Edward Bernds foi um importante engenheiro de som naquele momento e, como os problemas que estavam por vir eram problemas nunca vividos antes, tecnologias e técnicas precisavam ser criadas e aprimoradas, assim como a própria tecnologia para sonorizar os filmes que ainda era extremamente limitada, complexa e difícil. Ele teve um importante papel e não à toa, foi aclamado como o melhor engenheiro de som daquele tempo pela Columbia, tornando-se, anos depois, um respeitado diretor e roteirista – dirigiu Os Três Patetas, por exemplo.
O som e a imagem tornaram-se inseparáveis e as infinitas experiências e possibilidades que o áudio trazia ao cinema afloravam na cabeça de diretores e roteiristas. Alfred Hitchcock, que era consagrado pelos seus filmes mudos (se você não os conhece, por favor, pare de ler e vá correndo ver The Lodger!), explora como poucos o uso da trilha sonora e seus filmes, até hoje, são referência nesse quesito. Quem, por exemplo, não lembra da clássica cena do chuveiro em Psicose (1960), com aquelas cordas irritantes que, automaticamente, nos remetem à sensação de desespero? Tudo bem, tudo bem. O responsável mesmo foi Bernard Herrmann, que convenceu Hitchcock a usar sua música já que, inicialmente, a cena seria silenciosa. Mas o diretor não só lhe deu ouvidos, como também dobrou seu cachê pela brilhante ideia. Não se fazem diretores como antigamente, diriam os trilheiros de hoje.

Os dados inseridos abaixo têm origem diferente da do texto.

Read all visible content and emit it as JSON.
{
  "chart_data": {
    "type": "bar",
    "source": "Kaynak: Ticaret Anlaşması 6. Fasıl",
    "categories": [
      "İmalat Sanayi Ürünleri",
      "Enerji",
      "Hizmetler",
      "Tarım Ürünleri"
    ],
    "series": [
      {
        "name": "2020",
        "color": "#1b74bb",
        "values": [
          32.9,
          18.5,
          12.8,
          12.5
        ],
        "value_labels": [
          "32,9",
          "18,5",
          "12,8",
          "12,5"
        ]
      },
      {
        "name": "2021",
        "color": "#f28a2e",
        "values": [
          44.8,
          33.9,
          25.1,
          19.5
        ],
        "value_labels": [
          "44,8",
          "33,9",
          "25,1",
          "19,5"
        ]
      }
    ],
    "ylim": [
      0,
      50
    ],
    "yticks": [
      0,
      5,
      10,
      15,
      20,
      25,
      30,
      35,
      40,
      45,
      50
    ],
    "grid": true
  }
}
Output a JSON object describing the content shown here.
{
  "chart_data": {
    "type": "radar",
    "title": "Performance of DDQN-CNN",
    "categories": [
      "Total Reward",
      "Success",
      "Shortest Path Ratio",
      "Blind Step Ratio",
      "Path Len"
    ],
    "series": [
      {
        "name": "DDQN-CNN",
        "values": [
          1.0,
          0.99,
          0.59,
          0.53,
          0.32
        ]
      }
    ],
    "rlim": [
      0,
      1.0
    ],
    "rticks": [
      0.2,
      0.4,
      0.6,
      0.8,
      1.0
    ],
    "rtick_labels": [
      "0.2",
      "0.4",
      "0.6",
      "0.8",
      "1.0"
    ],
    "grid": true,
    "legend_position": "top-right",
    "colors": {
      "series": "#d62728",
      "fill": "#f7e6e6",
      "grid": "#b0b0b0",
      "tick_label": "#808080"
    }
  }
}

Mas a trilha é só uma das importantes etapas da sonorização cinematográfica. A mágica do som gravado permite explorar outras vertentes e, parafraseando Brian de Palma:“O filme mente 24 vezes por segundo”. Porque, evidentemente, a fotografia não vem sozinha. Eis que em 1940, Fantasia, de Walt Disney, é lançado. O filme trazia uma tecnologia inovadora. Até o momento, todos os filmes usavam o som em mono – sabe quando um dos lados do seu fone quebra? Então, ele fica mono – e Fantasia, por ser um filme baseado em obras de música clássica de grandes compositores, precisava de um som a altura (exigência do próprio Waldisnei). Então, eles criaram um sistema capaz de fazer com que a plateia pudesse ouvir o som da orquestra como se ela realmente estivesse ali: Fantasound, como foi batizado.
Esse funcionava bem parecido ao surround como o conhecemos hoje, ou seja, permitia que diversas caixas de som fossem espalhadas pela sala de projeção, criando uma profundidade sonora infinitamente superior. Infelizmente, devido ao alto custo e a que todos os cinemas deveriam se adaptar fisicamente para acoplar o sistema, esse foi o único filme a usá-lo. Essa tecnologia, no entanto, trouxe inovações importantes como a gravação multi pista, na qual outros efeitos e vozes poderiam ser gravados na pós-produção (técnica chamada de overdubbing) juntamente com os sons já captados durante a filmagem. Isso mudou tudo.

Quem já assistiu a Tom e Jerry, Pica Pau, Os Flintstones, assim como outros grandes desenhos animados, tem em sua memória auditiva os diversos recursos da sonoplastia da época, pois eles acabaram virando padrões. Os mesmos princípios para marcação do movimento das personagens ou para demarcar os beats dos diálogos e anedotas são usados até hoje, variando de estilo para estilo – mas de alguma forma estão lá. São recursos, como dito, que se tornaram possíveis por causa da gravação multi-pista (Multitrack Recording, para os descolados), que consiste em canais independentes de áudio, podendo gravar diferentes coisas em cada um deles. Por exemplo, em uma canal (ou pista) se gravava um metrônomo, assim a orquestra poderia tocar num ritmo constante e os animadores poderiam calcular o movimento dos personagens com precisão junto à música; no outro, evidentemente, gravava-se a orquestra; um outro para os diálogos e, num último, a sonoplastia (sons como passos, batidas na porta, etc…). Com isso, o som do filme poderia ser melhor controlado e detalhado. Essa técnica é tão importante que é usada até os dias atuais.
Hoje, a quantidade de pistas é absurdamente maior (podendo chegar até mil!), além do mundo digital ter trazido uma comodidade que antigamente não existia: fazemos grande parte do trabalho em uma máquina só, com menos da metade dos aparelhos que precisávamos antigamente. O computador trouxe, claro, uma nova revolução no mundo do cinema, mas essa história vai ficar para a segunda parte, quando a era digital se solidifica no audiovisual.
1Tradução livre do trecho do livro “The State of the art – 1928 por Edward Bernds.